News Release

Researchers solve structure of 'inverted' rhodopsin

Peer-Reviewed Publication

Moscow Institute of Physics and Technology

Figure 1

image: On the left: the dimer of heliorhodopsin 48C12 in the cell membrane (shown as gray discs). On the right: High-resolution electron density maps demonstrate the presence of an acetate anion at the active site of heliorhodopsin 48C12. view more 

Credit: K. Kovalev et. al.

Researchers from the Moscow Institute of Physics and Technology, working with Spanish, French, and German colleagues, have determined and analyzed the high-resolution structure of a protein from the recently discovered heliorhodopsin family. Microbial rhodopsins play a key role in optogenetics -- a technique that uses light to control nerve and muscle cells in living tissue. The findings were published in PNAS.

Optogenetics, a technique developed in 2005, involves the introduction of special photosensitive proteins, rhodopsins, into the membranes of neurons. It presents new possibilities for treating Parkinson's disease, depression, anxiety, and epilepsy.

Rhodopsins: Key tool for optogenetics

What made optogenetics possible was the discovery of a protein subfamily known as channelrhodopsins. Rhodopsins are activated by light, which they capture using a compound called retinal. That property makes rhodopsins crucial for animal vision.

In the 20th century, only archaeal rhodopsins found in the genomes of halobacteria were known. However, genomic and metagenomic studies have since led to the discovery of more than 10,000 rhodopsin genes across all three domains of life -- bacteria, archaea, and eukaryotes -- as well as in giant viruses. Among other things, these proteins are responsible for most of the solar energy captured in the ocean.

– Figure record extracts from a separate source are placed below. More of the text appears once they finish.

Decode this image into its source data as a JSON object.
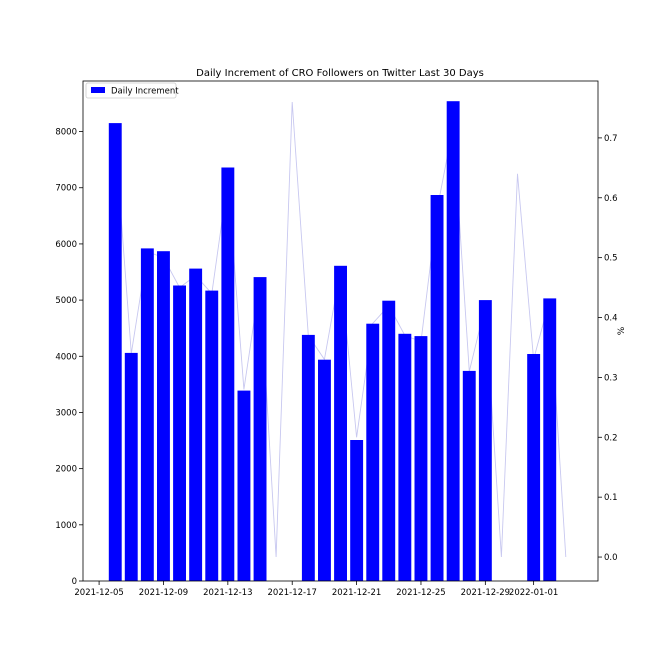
{
  "chart_data": {
    "type": "bar",
    "title": "Daily Increment of CRO Followers on Twitter Last 30 Days",
    "xlabel": "",
    "ylabel": "",
    "y2label": "%",
    "xlim": [
      "2021-12-04",
      "2022-01-05"
    ],
    "ylim": [
      0,
      8900
    ],
    "y2lim": [
      -0.04,
      0.795
    ],
    "x_ticks": [
      "2021-12-05",
      "2021-12-09",
      "2021-12-13",
      "2021-12-17",
      "2021-12-21",
      "2021-12-25",
      "2021-12-29",
      "2022-01-01"
    ],
    "y_ticks": [
      0,
      1000,
      2000,
      3000,
      4000,
      5000,
      6000,
      7000,
      8000
    ],
    "y2_ticks": [
      "0.0",
      "0.1",
      "0.2",
      "0.3",
      "0.4",
      "0.5",
      "0.6",
      "0.7"
    ],
    "legend": {
      "label": "Daily Increment",
      "position": "top-left"
    },
    "grid": false,
    "colors": {
      "bar": "#0000ff",
      "line": "#c8c8f0"
    },
    "series": [
      {
        "name": "Daily Increment",
        "type": "bar",
        "axis": "left",
        "x": [
          "2021-12-06",
          "2021-12-07",
          "2021-12-08",
          "2021-12-09",
          "2021-12-10",
          "2021-12-11",
          "2021-12-12",
          "2021-12-13",
          "2021-12-14",
          "2021-12-15",
          "2021-12-18",
          "2021-12-19",
          "2021-12-20",
          "2021-12-21",
          "2021-12-22",
          "2021-12-23",
          "2021-12-24",
          "2021-12-25",
          "2021-12-26",
          "2021-12-27",
          "2021-12-28",
          "2021-12-29",
          "2022-01-01",
          "2022-01-02"
        ],
        "values": [
          8150,
          4060,
          5920,
          5870,
          5260,
          5560,
          5170,
          7360,
          3390,
          5410,
          4380,
          3940,
          5610,
          2510,
          4580,
          4990,
          4400,
          4360,
          6870,
          8540,
          3740,
          5000,
          4040,
          5030
        ]
      },
      {
        "name": "%",
        "type": "line",
        "axis": "right",
        "x": [
          "2021-12-06",
          "2021-12-07",
          "2021-12-08",
          "2021-12-09",
          "2021-12-10",
          "2021-12-11",
          "2021-12-12",
          "2021-12-13",
          "2021-12-14",
          "2021-12-15",
          "2021-12-16",
          "2021-12-17",
          "2021-12-18",
          "2021-12-19",
          "2021-12-20",
          "2021-12-21",
          "2021-12-22",
          "2021-12-23",
          "2021-12-24",
          "2021-12-25",
          "2021-12-26",
          "2021-12-27",
          "2021-12-28",
          "2021-12-29",
          "2021-12-30",
          "2021-12-31",
          "2022-01-01",
          "2022-01-02",
          "2022-01-03"
        ],
        "values": [
          0.7,
          0.34,
          0.51,
          0.5,
          0.45,
          0.47,
          0.44,
          0.63,
          0.28,
          0.46,
          0.0,
          0.76,
          0.37,
          0.33,
          0.48,
          0.2,
          0.39,
          0.42,
          0.37,
          0.36,
          0.58,
          0.72,
          0.31,
          0.42,
          0.0,
          0.64,
          0.33,
          0.43,
          0.0
        ]
      }
    ]
  }
}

The diversity, biological significance, and possibilities for the applied use of rhodopsins prompt research into their structure. This in turn provides insights into their mechanisms of action and functions. Scientists from the Research Center for Molecular Mechanisms of Aging and Age-Related Diseases at MIPT make regular contributions to the field. Last year, for instance, they determined the structure of the KR2 protein as well as that of a rhodopsin from a giant virus.

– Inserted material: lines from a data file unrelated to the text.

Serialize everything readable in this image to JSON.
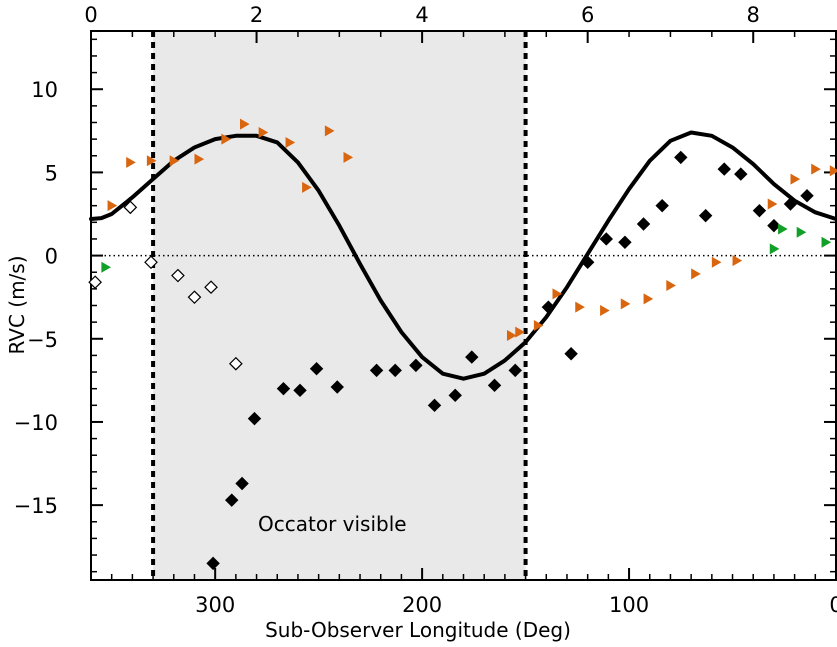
{
  "chart_data": {
    "type": "scatter",
    "title": "",
    "xlabel": "Sub-Observer Longitude (Deg)",
    "ylabel": "RVC (m/s)",
    "xlim": [
      360,
      0
    ],
    "ylim": [
      -19.5,
      13.5
    ],
    "xticks": [
      300,
      200,
      100,
      0
    ],
    "yticks": [
      10,
      5,
      0,
      -5,
      -10,
      -15
    ],
    "top_axis": {
      "xlim": [
        0,
        9
      ],
      "ticks": [
        0,
        2,
        4,
        6,
        8
      ]
    },
    "annotation": "Occator visible",
    "shaded_region": [
      330,
      150
    ],
    "vertical_dashed_lines": [
      330,
      150
    ],
    "horizontal_dotted_line": 0,
    "colors": {
      "curve": "#000000",
      "filled_diamonds": "#000000",
      "open_diamonds": "#ffffff",
      "orange_triangles": "#d9650f",
      "green_triangles": "#13a028",
      "shade": "#e9e9e9"
    },
    "series": [
      {
        "marker": "filled-diamond",
        "points": [
          [
            301,
            -18.5
          ],
          [
            292,
            -14.7
          ],
          [
            287,
            -13.7
          ],
          [
            281,
            -9.8
          ],
          [
            267,
            -8.0
          ],
          [
            259,
            -8.1
          ],
          [
            251,
            -6.8
          ],
          [
            241,
            -7.9
          ],
          [
            222,
            -6.9
          ],
          [
            213,
            -6.9
          ],
          [
            203,
            -6.6
          ],
          [
            194,
            -9.0
          ],
          [
            184,
            -8.4
          ],
          [
            176,
            -6.1
          ],
          [
            165,
            -7.8
          ],
          [
            155,
            -6.9
          ],
          [
            139,
            -3.1
          ],
          [
            128,
            -5.9
          ],
          [
            120,
            -0.4
          ],
          [
            111,
            1.0
          ],
          [
            102,
            0.8
          ],
          [
            93,
            1.9
          ],
          [
            84,
            3.0
          ],
          [
            75,
            5.9
          ],
          [
            63,
            2.4
          ],
          [
            54,
            5.2
          ],
          [
            46,
            4.9
          ],
          [
            37,
            2.7
          ],
          [
            30,
            1.8
          ],
          [
            22,
            3.1
          ],
          [
            14,
            3.6
          ]
        ]
      },
      {
        "marker": "open-diamond",
        "points": [
          [
            358,
            -1.6
          ],
          [
            341,
            2.9
          ],
          [
            331,
            -0.4
          ],
          [
            318,
            -1.2
          ],
          [
            310,
            -2.5
          ],
          [
            302,
            -1.9
          ],
          [
            290,
            -6.5
          ]
        ]
      },
      {
        "marker": "orange-triangle",
        "points": [
          [
            350,
            3.0
          ],
          [
            341,
            5.6
          ],
          [
            331,
            5.7
          ],
          [
            320,
            5.7
          ],
          [
            308,
            5.8
          ],
          [
            295,
            7.0
          ],
          [
            286,
            7.9
          ],
          [
            277,
            7.4
          ],
          [
            264,
            6.8
          ],
          [
            256,
            4.1
          ],
          [
            245,
            7.5
          ],
          [
            236,
            5.9
          ],
          [
            157,
            -4.8
          ],
          [
            153,
            -4.6
          ],
          [
            144,
            -4.2
          ],
          [
            135,
            -2.3
          ],
          [
            124,
            -3.1
          ],
          [
            112,
            -3.3
          ],
          [
            102,
            -2.9
          ],
          [
            91,
            -2.6
          ],
          [
            80,
            -1.8
          ],
          [
            68,
            -1.1
          ],
          [
            58,
            -0.4
          ],
          [
            48,
            -0.3
          ],
          [
            31,
            3.1
          ],
          [
            20,
            4.6
          ],
          [
            10,
            5.2
          ],
          [
            1,
            5.1
          ]
        ]
      },
      {
        "marker": "green-triangle",
        "points": [
          [
            353,
            -0.7
          ],
          [
            30,
            0.4
          ],
          [
            26,
            1.6
          ],
          [
            17,
            1.4
          ],
          [
            5,
            0.8
          ]
        ]
      }
    ],
    "model_curve": {
      "label": "",
      "points": [
        [
          360,
          2.2
        ],
        [
          355,
          2.25
        ],
        [
          350,
          2.5
        ],
        [
          345,
          3.0
        ],
        [
          340,
          3.5
        ],
        [
          330,
          4.6
        ],
        [
          320,
          5.7
        ],
        [
          310,
          6.5
        ],
        [
          300,
          7.0
        ],
        [
          290,
          7.2
        ],
        [
          280,
          7.2
        ],
        [
          270,
          6.8
        ],
        [
          260,
          5.6
        ],
        [
          250,
          3.9
        ],
        [
          240,
          1.8
        ],
        [
          230,
          -0.5
        ],
        [
          220,
          -2.7
        ],
        [
          210,
          -4.6
        ],
        [
          200,
          -6.1
        ],
        [
          190,
          -7.1
        ],
        [
          180,
          -7.4
        ],
        [
          170,
          -7.1
        ],
        [
          160,
          -6.3
        ],
        [
          150,
          -5.2
        ],
        [
          140,
          -3.7
        ],
        [
          130,
          -1.9
        ],
        [
          120,
          0.1
        ],
        [
          110,
          2.1
        ],
        [
          100,
          4.0
        ],
        [
          90,
          5.7
        ],
        [
          80,
          6.9
        ],
        [
          70,
          7.4
        ],
        [
          60,
          7.2
        ],
        [
          50,
          6.5
        ],
        [
          40,
          5.5
        ],
        [
          30,
          4.3
        ],
        [
          20,
          3.3
        ],
        [
          10,
          2.6
        ],
        [
          0,
          2.2
        ]
      ]
    }
  }
}
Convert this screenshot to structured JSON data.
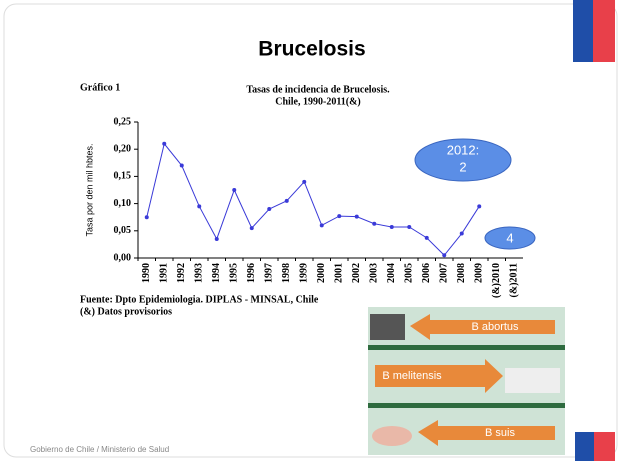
{
  "slide": {
    "title": "Brucelosis",
    "figure_label": "Gráfico 1",
    "source": [
      "Fuente: Dpto Epidemiologia. DIPLAS - MINSAL, Chile",
      "(&) Datos provisorios"
    ],
    "bubble_1": [
      "2012:",
      "2"
    ],
    "bubble_2": "4",
    "image_labels": [
      "B abortus",
      "B melitensis",
      "B suis"
    ],
    "footer": "Gobierno de Chile / Ministerio de Salud"
  },
  "chart_data": {
    "type": "line",
    "title": [
      "Tasas de incidencia de Brucelosis.",
      "Chile, 1990-2011(&)"
    ],
    "y_label": "Tasa por den mil hbtes.",
    "categories": [
      "1990",
      "1991",
      "1992",
      "1993",
      "1994",
      "1995",
      "1996",
      "1997",
      "1998",
      "1999",
      "2000",
      "2001",
      "2002",
      "2003",
      "2004",
      "2005",
      "2006",
      "2007",
      "2008",
      "2009",
      "(&)2010",
      "(&)2011"
    ],
    "series": [
      {
        "name": "Tasa",
        "color": "#3a3ad8",
        "values": [
          0.075,
          0.21,
          0.17,
          0.095,
          0.035,
          0.125,
          0.055,
          0.09,
          0.105,
          0.14,
          0.06,
          0.077,
          0.076,
          0.063,
          0.057,
          0.057,
          0.037,
          0.005,
          0.045,
          0.095,
          null,
          null
        ]
      }
    ],
    "ylim": [
      0,
      0.25
    ],
    "yticks": [
      {
        "value": 0,
        "label": "0,00"
      },
      {
        "value": 0.05,
        "label": "0,05"
      },
      {
        "value": 0.1,
        "label": "0,10"
      },
      {
        "value": 0.15,
        "label": "0,15"
      },
      {
        "value": 0.2,
        "label": "0,20"
      },
      {
        "value": 0.25,
        "label": "0,25"
      }
    ]
  }
}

'Inverted' protein structure examined

Despite the many differences in structure and function among rhodopsins, their orientation in the membrane is usually the same, with the so-called N-terminus positioned on the outside of the cell. The N-terminus refers to the end of a protein carrying an amino group, the other end being the C-terminus, carrying a carboxyl group.

However, in the recently discovered family of heliorhodopsins, it is the other way around: The N-terminus faces the cytoplasm, that is, the inside of the cell.

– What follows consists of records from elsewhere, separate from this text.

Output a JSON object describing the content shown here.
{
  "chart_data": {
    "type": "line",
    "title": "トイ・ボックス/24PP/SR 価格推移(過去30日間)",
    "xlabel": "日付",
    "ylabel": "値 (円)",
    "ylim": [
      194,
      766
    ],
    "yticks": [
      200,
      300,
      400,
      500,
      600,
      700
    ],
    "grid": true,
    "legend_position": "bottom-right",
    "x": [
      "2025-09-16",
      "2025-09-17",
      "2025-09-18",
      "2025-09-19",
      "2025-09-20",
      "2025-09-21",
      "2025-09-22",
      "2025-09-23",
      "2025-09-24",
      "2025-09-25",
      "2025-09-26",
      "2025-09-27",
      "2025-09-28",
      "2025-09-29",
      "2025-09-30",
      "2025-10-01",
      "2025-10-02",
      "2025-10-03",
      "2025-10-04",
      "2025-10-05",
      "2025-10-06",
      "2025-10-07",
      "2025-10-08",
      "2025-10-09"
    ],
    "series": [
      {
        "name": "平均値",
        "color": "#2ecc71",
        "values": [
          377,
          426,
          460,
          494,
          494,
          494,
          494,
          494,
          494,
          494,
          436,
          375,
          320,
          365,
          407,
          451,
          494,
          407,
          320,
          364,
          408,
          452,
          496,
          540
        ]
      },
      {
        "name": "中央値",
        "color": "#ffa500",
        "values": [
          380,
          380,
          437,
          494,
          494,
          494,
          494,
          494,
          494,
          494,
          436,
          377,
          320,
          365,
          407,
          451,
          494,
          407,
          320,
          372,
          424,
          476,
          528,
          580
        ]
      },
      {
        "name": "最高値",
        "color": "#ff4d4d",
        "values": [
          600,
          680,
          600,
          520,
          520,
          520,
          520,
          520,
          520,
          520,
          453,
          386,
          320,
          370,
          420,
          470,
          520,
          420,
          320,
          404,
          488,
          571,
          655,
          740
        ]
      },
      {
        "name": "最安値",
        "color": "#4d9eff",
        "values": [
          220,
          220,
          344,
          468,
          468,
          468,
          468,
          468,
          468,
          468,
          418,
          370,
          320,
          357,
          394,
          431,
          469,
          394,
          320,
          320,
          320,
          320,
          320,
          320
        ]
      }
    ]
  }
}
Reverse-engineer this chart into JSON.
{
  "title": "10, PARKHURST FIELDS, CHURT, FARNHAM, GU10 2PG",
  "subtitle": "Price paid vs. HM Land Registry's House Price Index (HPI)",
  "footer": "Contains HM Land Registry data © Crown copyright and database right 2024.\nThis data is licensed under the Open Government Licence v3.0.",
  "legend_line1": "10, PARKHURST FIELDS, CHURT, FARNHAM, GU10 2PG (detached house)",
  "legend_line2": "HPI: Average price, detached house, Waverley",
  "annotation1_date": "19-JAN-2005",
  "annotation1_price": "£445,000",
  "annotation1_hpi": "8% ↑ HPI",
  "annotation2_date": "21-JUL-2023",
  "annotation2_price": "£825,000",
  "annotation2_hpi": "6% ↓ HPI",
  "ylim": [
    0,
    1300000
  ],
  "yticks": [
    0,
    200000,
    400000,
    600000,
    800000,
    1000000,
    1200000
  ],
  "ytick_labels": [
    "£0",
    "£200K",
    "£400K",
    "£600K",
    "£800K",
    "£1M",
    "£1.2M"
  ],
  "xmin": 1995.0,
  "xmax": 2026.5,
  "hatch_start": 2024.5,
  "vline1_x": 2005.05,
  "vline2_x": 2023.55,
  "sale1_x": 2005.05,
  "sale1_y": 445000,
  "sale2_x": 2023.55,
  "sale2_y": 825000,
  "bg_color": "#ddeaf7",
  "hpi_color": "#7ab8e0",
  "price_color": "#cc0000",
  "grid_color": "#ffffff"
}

The MIPT researchers are among the first to have solved the structure of a heliorhodopsin -- namely, the 48C12 protein (fig. 1) -- showing the key differences from other known rhodopsins. In the recent paper, the team also suggests the possible functions of heliorhodopsins.

Kirill Kovalev, one of the first authors of the study and MIPT doctoral student, said: "Heliorhodopsins are unusual proteins. The high-resolution structures we obtained demonstrate both their unique overall architecture and the details of their internal configuration and the interactions between key amino acid residues."

In their study, the researchers analyzed the structure of the 48C12 protein in two states and compared it with the structures of other microbial rhodopsins. The team demonstrated that there is a large cavity inside the protein's cytoplasmic part, which accommodates a cluster of water molecules. In one of the obtained protein states, an acetate molecule was detected in the cavity. This means that the cavity might act as the protein's active site, where the binding of a substrate such as a nitrate or a carbonate occurs.

Though the precise function and biological role of heliorhodopsins remain unknown, the authors have put forward a hypothesis. "The unusual structure and properties of the protein leads us to suggest an enzymatic function for heliorhodopsins. Our work has also shown that protein groups with distinct functions may be identified within the family," explained Valentin Gordeliy, the scientific coordinator of MIPT's Research Center for Molecular Mechanisms of Aging and Age-Related Diseases.

The discovery of the heliorhodopsin 48C12 structure has thus allowed the biologists to demonstrate its fundamental difference from other microbial rhodopsins, opening up new possibilities for further research into heliorhodopsins.


The study was supported by the Russian Science Foundation and the Russian Foundation for Basic Research.